И как это не устанет, он целовать глаза, руки, потом станет целовать грудь, ноги, всю, и ведь мне не стыдно: а ведь я и тогда была потом уж такая же, как теперь. Вы знаете, Вера Павловна, ведь я и женского взгляда стыжусь, право; наши девушки скажут вам, какая я застенчивая, ведь я потому и живу в особой комнате. А как же это странно, вы не поверите, что, когда он на меня любуется и целует, мне вовсе не было стыдно, а только так приятно, и так легко дышится; отчего ж это, Вера Павловна, что я своих девушек стыжусь, а его взгляда мне не стыдно? Это, я думаю, не оттого ли, что ведь он мне уж и не казался другим человеком, а как будто мы оба один человек; это как будто не он на меня смотрит, а я сама на себя смотрю, это не он меня целует, а я сама себя целую, — право, так мне представлялось; оттого мне и не стыдно. Да вы это знаете, вам не нужно этого рассказывать. А только, как подумаешь об этом, то не можешь оторваться от этой мысли. Нет, я уж пойду, Вера Павловна, больше и говорить ни о чем нельзя. Я только хотела сказать, какой Сашенька добрый.

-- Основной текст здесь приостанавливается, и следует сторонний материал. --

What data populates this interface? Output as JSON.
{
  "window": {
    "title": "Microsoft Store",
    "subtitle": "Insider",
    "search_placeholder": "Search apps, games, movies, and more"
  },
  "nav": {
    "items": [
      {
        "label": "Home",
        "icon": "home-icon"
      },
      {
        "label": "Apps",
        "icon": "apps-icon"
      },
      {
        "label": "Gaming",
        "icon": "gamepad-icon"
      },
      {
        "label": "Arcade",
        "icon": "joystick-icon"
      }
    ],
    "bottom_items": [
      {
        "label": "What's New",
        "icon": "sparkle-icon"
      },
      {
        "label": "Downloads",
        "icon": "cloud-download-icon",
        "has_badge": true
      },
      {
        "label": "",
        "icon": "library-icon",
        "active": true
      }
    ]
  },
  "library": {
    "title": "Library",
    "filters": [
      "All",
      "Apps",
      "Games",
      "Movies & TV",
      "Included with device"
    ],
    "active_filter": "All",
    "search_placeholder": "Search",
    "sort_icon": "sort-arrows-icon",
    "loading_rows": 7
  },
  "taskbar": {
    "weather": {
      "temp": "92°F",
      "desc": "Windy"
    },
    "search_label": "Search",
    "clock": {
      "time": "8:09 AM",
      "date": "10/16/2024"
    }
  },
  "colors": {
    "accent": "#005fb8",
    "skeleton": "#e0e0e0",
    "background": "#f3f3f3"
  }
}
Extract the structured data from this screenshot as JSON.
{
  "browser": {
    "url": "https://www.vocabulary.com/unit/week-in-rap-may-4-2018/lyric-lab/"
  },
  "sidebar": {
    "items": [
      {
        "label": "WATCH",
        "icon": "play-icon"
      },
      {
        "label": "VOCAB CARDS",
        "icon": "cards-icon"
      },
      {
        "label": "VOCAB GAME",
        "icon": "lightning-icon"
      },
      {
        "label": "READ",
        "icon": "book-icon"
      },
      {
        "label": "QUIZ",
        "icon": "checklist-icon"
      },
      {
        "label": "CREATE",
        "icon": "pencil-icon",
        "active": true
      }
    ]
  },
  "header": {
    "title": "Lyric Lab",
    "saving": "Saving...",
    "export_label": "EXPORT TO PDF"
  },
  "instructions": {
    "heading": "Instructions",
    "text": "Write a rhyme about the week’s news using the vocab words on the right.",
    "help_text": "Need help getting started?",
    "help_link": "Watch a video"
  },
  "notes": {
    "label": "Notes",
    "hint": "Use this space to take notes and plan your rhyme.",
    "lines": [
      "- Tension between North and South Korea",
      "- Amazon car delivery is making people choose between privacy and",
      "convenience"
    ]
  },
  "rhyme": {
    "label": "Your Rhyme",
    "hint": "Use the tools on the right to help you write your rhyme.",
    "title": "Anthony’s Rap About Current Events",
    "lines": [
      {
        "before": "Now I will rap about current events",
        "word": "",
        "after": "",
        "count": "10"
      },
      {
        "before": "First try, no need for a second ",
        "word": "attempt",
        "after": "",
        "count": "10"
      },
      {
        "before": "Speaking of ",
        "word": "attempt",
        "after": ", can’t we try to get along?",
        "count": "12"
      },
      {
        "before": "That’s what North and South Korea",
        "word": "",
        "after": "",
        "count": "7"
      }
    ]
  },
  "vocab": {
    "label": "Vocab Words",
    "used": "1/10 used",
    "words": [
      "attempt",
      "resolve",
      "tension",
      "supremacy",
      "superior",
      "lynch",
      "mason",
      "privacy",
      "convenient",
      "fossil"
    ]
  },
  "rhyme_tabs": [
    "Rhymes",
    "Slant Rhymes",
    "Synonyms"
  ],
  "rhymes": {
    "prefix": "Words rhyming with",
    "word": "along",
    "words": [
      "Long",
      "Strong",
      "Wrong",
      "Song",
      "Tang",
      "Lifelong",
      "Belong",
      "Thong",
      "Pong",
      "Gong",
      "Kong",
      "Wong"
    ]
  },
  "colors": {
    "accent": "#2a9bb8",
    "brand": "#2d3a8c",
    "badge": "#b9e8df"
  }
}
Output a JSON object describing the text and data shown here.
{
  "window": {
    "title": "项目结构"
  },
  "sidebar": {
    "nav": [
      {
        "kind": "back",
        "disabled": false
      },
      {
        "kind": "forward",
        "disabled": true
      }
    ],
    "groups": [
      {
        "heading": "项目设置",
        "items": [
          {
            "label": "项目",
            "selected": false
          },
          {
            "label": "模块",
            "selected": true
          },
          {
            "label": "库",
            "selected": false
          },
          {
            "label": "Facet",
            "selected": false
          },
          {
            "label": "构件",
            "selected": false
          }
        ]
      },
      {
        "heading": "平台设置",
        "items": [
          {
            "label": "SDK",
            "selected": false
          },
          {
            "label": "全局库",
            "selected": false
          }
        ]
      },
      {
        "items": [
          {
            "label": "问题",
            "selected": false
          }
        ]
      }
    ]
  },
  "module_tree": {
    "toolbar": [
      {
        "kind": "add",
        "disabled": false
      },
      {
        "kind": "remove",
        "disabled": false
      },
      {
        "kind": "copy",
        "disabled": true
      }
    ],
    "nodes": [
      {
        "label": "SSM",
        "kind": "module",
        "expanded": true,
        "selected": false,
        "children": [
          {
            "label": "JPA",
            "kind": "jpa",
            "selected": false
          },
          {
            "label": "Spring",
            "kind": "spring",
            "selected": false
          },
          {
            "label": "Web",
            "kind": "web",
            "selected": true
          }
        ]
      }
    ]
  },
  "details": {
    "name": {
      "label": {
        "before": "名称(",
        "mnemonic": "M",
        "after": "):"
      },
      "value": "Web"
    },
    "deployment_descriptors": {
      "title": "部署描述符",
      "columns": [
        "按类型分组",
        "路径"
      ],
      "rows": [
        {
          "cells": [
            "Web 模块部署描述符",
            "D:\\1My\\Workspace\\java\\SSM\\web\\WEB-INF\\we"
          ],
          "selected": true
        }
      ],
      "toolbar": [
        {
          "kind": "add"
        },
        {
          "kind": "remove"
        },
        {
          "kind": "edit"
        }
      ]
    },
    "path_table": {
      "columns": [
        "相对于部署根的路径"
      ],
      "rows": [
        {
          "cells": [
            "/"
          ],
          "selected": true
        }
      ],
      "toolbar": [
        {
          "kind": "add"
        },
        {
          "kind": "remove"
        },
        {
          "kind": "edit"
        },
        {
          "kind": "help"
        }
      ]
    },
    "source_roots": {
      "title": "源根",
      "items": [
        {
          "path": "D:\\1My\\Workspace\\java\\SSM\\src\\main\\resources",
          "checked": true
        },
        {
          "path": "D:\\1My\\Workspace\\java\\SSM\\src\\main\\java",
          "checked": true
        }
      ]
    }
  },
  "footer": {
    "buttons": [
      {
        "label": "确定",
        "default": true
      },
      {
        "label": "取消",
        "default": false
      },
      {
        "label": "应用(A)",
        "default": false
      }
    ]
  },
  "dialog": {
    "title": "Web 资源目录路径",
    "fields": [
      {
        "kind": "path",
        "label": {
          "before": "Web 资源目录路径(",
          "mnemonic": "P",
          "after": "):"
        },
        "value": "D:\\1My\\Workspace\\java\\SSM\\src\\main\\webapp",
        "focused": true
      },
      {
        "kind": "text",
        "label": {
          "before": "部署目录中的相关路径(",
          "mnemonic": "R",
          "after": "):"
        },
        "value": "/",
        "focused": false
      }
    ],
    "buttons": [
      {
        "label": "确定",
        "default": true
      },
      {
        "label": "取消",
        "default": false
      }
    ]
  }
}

Крюкова досказала Вере Павловне свою историю уже в другие дни. Они с Кирсановым прожили около двух лет. Признаки начинавшейся болезни как будто исчезли. Но в конце второго года, когда пришла весна, чахотка вдруг обнаружилась уже в сильном развитии. Жить с Кирсановым значило бы Крюковой обрекать себя на скорую смерть. Отказавшись от этой связи, она могла еще рассчитывать, что болезнь опять заглохнет надолго. Они решились расстаться. Заниматься какою-нибудь усидчивою работою также значило бы губить себя. Надобно было искать должности экономки, горничной, няньки, — что-нибудь такое, — и у такой госпожи, при которой не было бы утомительных обязанностей, да не было бы — это главное, — и неприятностей: условия, довольно редкие. Но нашлось такое место. У Кирсанова были знакомства между начинающими артистами; через них Крюкова определилась в горничные к одной из актрис русского театра, отличной женщине. Долго расставались они с Кирсановым, и не могли расстаться: «завтра отправляюсь на свою должность», и одно завтра проходило за другим: плакали, плакали, и все сидели обнявшись, пока уже сама актриса, знавшая, по какому случаю поступает к ней горничная, приехала за нею сама: догадалась, почему горничная долго не является, и увезла ее от продления разлуки, вредного для нее.